Ao acompanhar o voto do ministro Gilmar, o ministro Luís Roberto Barroso sustentou que a desproporcionalidade decorrente da omissão legislativa do Congresso é que violaria a CF. Nesse mesmo sentido votou o ministro Dias Toffoli.

“Modulação dos efeitos”

Na sessão da última quarta-feira, 25, ao tentar definir os critérios que deveriam valer para as eleições 2014, os ministros viram-se em grandes dificuldades. Em um primeiro momento, confirmaram a declaração de inconstitucionalidade proclamada em caráter provisório na sessão do dia 18, tornando o resultado definitivo. Mas em seguida, estancaram diante da falta de consenso para o estabelecimento das regras para 2014.

Autora do voto pela inconstitucionalidade, a ministra Rosa Weber sugeriu o que chamou de “declaração de inconstitucionalidade sem pronúncia de nulidade”, o que, trocando em miúdos, equivaleria a manter os critérios da resolução reputada inconstitucional em vigor até que o Congresso edite nova lei complementar.

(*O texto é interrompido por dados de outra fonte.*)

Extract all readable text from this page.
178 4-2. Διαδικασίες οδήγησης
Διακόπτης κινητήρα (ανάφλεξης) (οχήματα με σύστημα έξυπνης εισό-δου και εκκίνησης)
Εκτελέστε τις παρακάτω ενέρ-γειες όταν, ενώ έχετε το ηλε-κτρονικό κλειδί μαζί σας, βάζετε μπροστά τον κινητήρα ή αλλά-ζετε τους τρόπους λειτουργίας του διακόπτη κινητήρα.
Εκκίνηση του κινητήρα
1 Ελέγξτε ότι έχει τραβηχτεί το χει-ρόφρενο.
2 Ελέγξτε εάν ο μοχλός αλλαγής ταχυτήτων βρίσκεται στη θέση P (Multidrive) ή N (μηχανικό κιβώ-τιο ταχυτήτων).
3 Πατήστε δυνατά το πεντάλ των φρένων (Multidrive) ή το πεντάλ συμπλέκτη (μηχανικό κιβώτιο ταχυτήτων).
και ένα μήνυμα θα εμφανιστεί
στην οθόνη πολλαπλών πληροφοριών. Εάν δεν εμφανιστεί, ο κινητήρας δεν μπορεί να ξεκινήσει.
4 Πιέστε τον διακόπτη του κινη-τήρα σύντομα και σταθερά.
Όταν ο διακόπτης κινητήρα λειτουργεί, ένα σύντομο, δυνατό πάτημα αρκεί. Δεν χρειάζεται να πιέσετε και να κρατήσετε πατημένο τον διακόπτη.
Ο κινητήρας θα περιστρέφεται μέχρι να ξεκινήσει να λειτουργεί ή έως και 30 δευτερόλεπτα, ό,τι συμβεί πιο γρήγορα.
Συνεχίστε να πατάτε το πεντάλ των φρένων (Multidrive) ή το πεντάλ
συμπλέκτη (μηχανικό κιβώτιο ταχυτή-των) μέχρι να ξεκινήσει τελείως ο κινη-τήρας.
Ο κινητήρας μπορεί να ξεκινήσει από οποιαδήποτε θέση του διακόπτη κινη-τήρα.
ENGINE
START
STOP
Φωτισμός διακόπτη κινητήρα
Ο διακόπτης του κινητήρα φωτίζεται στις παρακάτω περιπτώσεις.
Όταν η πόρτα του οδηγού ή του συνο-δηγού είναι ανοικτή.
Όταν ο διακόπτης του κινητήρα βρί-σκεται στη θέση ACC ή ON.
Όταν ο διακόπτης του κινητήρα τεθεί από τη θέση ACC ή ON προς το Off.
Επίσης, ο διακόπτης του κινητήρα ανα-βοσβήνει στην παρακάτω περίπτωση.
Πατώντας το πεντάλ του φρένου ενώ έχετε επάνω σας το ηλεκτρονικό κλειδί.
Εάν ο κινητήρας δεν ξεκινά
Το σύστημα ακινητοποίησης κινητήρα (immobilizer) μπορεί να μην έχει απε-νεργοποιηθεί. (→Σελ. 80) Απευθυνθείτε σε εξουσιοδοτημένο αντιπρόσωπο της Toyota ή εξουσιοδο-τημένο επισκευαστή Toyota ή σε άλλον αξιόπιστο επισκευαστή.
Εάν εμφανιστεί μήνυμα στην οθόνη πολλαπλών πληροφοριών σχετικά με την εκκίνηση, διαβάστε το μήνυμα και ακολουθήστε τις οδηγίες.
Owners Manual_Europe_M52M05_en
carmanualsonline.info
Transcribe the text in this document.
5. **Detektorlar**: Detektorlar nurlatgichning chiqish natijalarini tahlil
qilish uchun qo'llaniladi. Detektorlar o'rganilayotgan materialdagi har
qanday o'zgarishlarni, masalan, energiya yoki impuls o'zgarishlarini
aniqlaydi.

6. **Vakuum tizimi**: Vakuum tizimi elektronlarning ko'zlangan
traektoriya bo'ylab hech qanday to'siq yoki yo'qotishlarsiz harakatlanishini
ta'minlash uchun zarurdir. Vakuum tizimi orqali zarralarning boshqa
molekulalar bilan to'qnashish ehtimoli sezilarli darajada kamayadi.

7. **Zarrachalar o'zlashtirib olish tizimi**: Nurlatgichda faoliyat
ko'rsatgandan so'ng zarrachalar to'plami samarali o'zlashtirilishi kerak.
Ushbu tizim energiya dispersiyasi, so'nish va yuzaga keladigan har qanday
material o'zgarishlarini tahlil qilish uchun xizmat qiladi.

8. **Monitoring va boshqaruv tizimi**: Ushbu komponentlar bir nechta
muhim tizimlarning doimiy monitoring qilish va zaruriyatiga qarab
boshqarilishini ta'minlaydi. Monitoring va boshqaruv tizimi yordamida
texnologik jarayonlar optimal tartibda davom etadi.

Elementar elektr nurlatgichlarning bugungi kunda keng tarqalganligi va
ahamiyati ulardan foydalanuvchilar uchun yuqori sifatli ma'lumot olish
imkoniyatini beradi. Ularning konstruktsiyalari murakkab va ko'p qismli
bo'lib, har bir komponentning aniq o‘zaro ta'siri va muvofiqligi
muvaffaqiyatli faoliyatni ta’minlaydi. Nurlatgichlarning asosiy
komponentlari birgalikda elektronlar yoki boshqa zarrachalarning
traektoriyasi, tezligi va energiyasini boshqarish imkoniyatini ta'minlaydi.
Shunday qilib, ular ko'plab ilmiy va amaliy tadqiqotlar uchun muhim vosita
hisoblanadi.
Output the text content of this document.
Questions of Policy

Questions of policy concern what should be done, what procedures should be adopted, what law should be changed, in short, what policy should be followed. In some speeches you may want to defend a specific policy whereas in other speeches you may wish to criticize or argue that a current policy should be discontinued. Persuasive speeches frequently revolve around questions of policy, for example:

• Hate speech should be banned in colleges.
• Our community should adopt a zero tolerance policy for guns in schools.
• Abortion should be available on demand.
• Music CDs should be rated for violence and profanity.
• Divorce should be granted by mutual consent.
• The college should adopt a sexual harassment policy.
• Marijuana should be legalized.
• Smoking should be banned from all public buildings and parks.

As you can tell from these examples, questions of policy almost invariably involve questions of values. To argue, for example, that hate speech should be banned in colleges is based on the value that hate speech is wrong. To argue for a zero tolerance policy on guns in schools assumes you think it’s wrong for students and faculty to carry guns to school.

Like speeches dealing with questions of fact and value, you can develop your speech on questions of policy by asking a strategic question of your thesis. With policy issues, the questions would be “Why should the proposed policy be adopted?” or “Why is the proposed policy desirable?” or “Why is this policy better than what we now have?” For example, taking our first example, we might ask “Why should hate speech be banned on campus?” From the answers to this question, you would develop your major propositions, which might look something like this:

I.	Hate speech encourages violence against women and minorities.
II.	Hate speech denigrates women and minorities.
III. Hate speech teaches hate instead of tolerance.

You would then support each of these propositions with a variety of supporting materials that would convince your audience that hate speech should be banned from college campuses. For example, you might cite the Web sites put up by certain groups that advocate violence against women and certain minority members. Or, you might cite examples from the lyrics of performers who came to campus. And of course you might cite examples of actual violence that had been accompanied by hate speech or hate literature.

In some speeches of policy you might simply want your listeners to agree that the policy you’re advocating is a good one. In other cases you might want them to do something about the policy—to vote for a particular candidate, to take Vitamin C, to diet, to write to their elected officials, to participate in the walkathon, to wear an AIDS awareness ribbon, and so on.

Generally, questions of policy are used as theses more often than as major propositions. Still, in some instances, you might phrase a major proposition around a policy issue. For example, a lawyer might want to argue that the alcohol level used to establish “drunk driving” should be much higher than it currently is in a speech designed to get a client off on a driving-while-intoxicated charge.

Em sua argumentação, a ministra frisou que a proporcionalidade determinada pela CF é atendida pela resolução, em raciocínio próximo da corrente vencida no julgamento do dia 18.

Nesse mesmo sentido, embora com algumas ressalvas, votaram os ministros Gilmar Mendes, Dias Toffoli, Luís Roberto Barroso, Cármen Lúcia, Celso de Mello e Ricardo Lewandowski,constituindo uma maioria de sete ministros.

Sem aterem-se na questão da proporcionalidade determinada pela CF, os ministros Marco Aurélio, Teori Zavascki e Luiz Fux consideraram que a decisão de mérito proclamada pelo STF nas ADIs não ocasiona vácuo jurídico, na medida em que para as eleições de outubro, valeriam os mesmos critérios aplicados nas eleições de 2010.

Maioria qualificada

Nos termos do art. 27 da lei 9.868/99, somente pelo voto de 2/3 da Corte podem ser restringidos ou postergados os efeitos de declaração de inconstitucionalidade proferida pelo plenário.

Na ausência do ministro JB, os ministros viram-se compelidos a suspender a “modulação dos efeitos” da declaração de inconstitucionalidade até a próxima sessão, que ocorrerá hoje, terça-feira, 1º de julho, a fim de aguardar que JB também esteja presente para votar.